I’m not going to fund the little f*cker’s filthy habit! F*cking cheek of him, puffing away in my f*cking shed!

The asterisks are mine; the language — here and throughout — is rough and unvarnished. Early on, I had to pause for breath a few times, thinking to myself, “J. K. Rowling is using the f-word! J. K. Rowling is writing about sex!” And then, of course, remind myself that we are not at Hogwarts, there is no magic here, and this is not a book intended for children.

At 500 pages, The Casual Vacancy is not a quick read, nor is it easy. J. K. Rowling is not kind to her characters. This is, after all, the woman who (SPOILER ALERT) killed off Sirius Black and Albus Dumbledore. Very bad things happen to her characters. No one gets off easy, no one gets a free pass, and while future happiness may be foreseeable for some characters, most will not be so lucky.

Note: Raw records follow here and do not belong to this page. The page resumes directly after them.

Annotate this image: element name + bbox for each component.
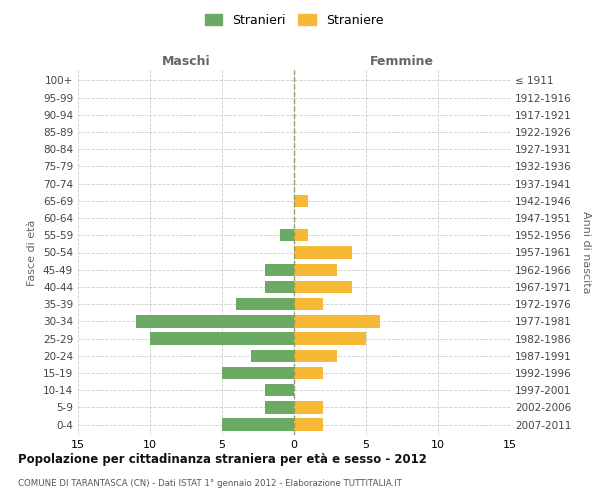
Bar — [265, 280, 294, 293]
Bar — [265, 402, 294, 413]
Bar — [150, 332, 294, 345]
Bar — [294, 298, 323, 310]
Bar — [294, 367, 323, 379]
Bar — [294, 280, 352, 293]
Bar — [251, 350, 294, 362]
Y-axis label: Anni di nascita: Anni di nascita — [581, 211, 591, 294]
Bar — [294, 194, 308, 207]
Bar — [294, 350, 337, 362]
Bar — [265, 384, 294, 396]
Bar — [236, 298, 294, 310]
Legend: Stranieri, Straniere: Stranieri, Straniere — [200, 8, 388, 32]
Bar — [265, 264, 294, 276]
Text: Femmine: Femmine — [370, 56, 434, 68]
Bar — [294, 315, 380, 328]
Bar — [136, 315, 294, 328]
Text: COMUNE DI TARANTASCA (CN) - Dati ISTAT 1° gennaio 2012 - Elaborazione TUTTITALIA: COMUNE DI TARANTASCA (CN) - Dati ISTAT 1… — [18, 479, 402, 488]
Y-axis label: Fasce di età: Fasce di età — [28, 220, 37, 286]
Bar — [294, 332, 366, 345]
Bar — [280, 229, 294, 241]
Bar — [222, 367, 294, 379]
Bar — [294, 264, 337, 276]
Bar — [222, 418, 294, 431]
Bar — [294, 246, 352, 258]
Text: Popolazione per cittadinanza straniera per età e sesso - 2012: Popolazione per cittadinanza straniera p… — [18, 452, 427, 466]
Bar — [294, 402, 323, 413]
Bar — [294, 229, 308, 241]
Bar — [294, 418, 323, 431]
Text: Maschi: Maschi — [161, 56, 211, 68]
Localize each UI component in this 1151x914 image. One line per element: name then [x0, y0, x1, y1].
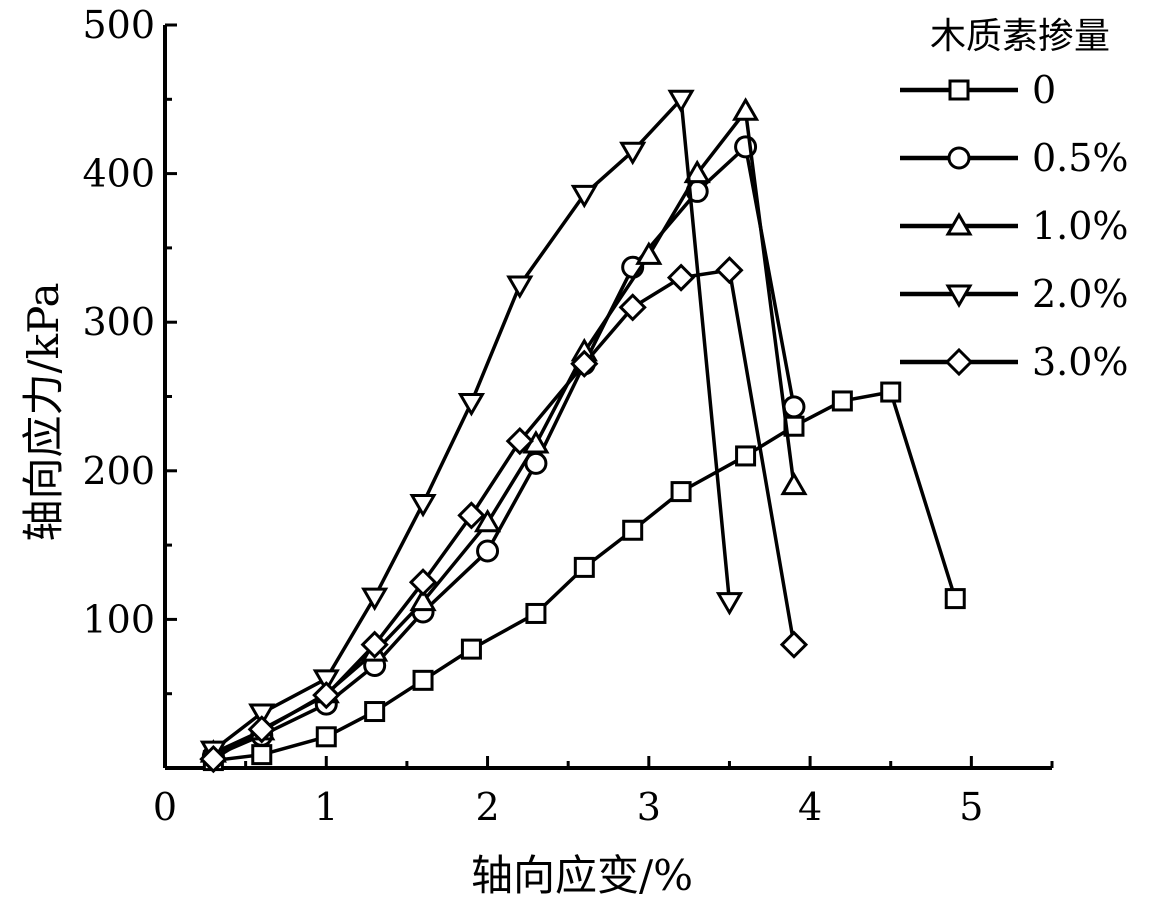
data-point — [457, 392, 486, 417]
data-point — [715, 592, 744, 616]
data-point — [412, 669, 434, 691]
legend-entry: 2.0% — [900, 272, 1129, 316]
series-0 — [202, 381, 966, 772]
data-point — [670, 481, 692, 503]
data-point — [831, 390, 853, 412]
data-point — [944, 588, 966, 610]
legend-entry: 3.0% — [900, 340, 1129, 384]
series-line-2 — [212, 109, 796, 755]
y-axis-title: 轴向应力/kPa — [19, 282, 68, 541]
data-point — [880, 381, 902, 403]
data-point — [248, 703, 276, 728]
legend-label: 3.0% — [1032, 340, 1129, 384]
data-point — [476, 539, 500, 563]
legend-marker — [945, 212, 973, 236]
data-point — [457, 501, 486, 530]
y-tick-label: 200 — [82, 449, 155, 493]
legend-title: 木质素掺量 — [930, 16, 1110, 57]
x-tick-label: 2 — [475, 785, 499, 829]
legend-label: 2.0% — [1032, 272, 1129, 316]
legend: 木质素掺量 0 0.5% 1.0% 2.0% 3.0% — [900, 16, 1129, 384]
series-line-1 — [212, 145, 796, 758]
data-point — [361, 587, 389, 612]
series-3 — [199, 89, 744, 765]
legend-marker — [945, 284, 973, 308]
data-point — [315, 726, 337, 748]
y-tick-label: 100 — [82, 597, 155, 641]
data-point — [251, 744, 273, 766]
data-point — [622, 519, 644, 541]
legend-entry: 0.5% — [900, 136, 1129, 180]
data-point — [364, 701, 386, 723]
data-point — [635, 241, 663, 265]
x-tick-label: 3 — [637, 785, 661, 829]
data-point — [618, 293, 647, 322]
y-tick-label: 500 — [82, 3, 155, 47]
y-tick-label: 300 — [82, 300, 155, 344]
data-point — [573, 556, 595, 578]
legend-entry: 1.0% — [900, 204, 1129, 248]
data-point — [199, 744, 228, 774]
x-tick-label: 1 — [314, 785, 338, 829]
data-point — [666, 263, 696, 292]
data-point — [460, 638, 482, 660]
legend-label: 0 — [1032, 68, 1056, 112]
series-4 — [199, 256, 809, 774]
data-point — [505, 426, 534, 456]
data-point — [312, 681, 341, 710]
data-point — [779, 630, 809, 659]
data-point — [506, 275, 534, 300]
data-point — [409, 587, 437, 612]
data-point — [619, 141, 647, 166]
legend-marker — [948, 79, 970, 101]
data-point — [782, 395, 806, 419]
legend-label: 0.5% — [1032, 136, 1129, 180]
data-point — [247, 715, 276, 744]
x-tick-label: 4 — [798, 785, 822, 829]
series-layer — [199, 89, 966, 774]
data-point — [715, 256, 744, 285]
x-tick-label: 5 — [959, 785, 983, 829]
data-point — [780, 471, 808, 496]
axes: 0 1 2 3 4 5 100 200 300 400 500 — [82, 3, 1054, 829]
y-tick-label: 400 — [82, 152, 155, 196]
data-point — [570, 184, 598, 209]
series-line-4 — [212, 268, 796, 761]
data-point — [473, 508, 502, 533]
data-point — [570, 349, 599, 378]
x-tick-label: 0 — [153, 785, 177, 829]
legend-entry: 0 — [900, 68, 1056, 112]
data-point — [525, 602, 547, 624]
data-point — [408, 568, 438, 597]
data-point — [360, 630, 389, 659]
legend-marker — [947, 146, 971, 170]
x-axis-title: 轴向应变/% — [471, 851, 693, 900]
data-point — [312, 669, 340, 693]
data-point — [409, 493, 437, 518]
data-point — [667, 89, 695, 114]
data-point — [735, 445, 757, 467]
legend-label: 1.0% — [1032, 204, 1129, 248]
data-point — [683, 159, 711, 184]
legend-marker — [944, 347, 974, 377]
data-point — [731, 97, 760, 121]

Would I have read this book if it were not written by J. K. Rowling? Probably not. And yet, I’m glad that I did. The Casual Vacancy‘s complex plotting and tragic trajectories were quite compelling, and while it often felt a bit unfocused, the overall story held my attention start to finish. It will be interesting to see where the author goes from here… but whatever she writes next, I’m sure I’ll be one of the millions lining up to read it.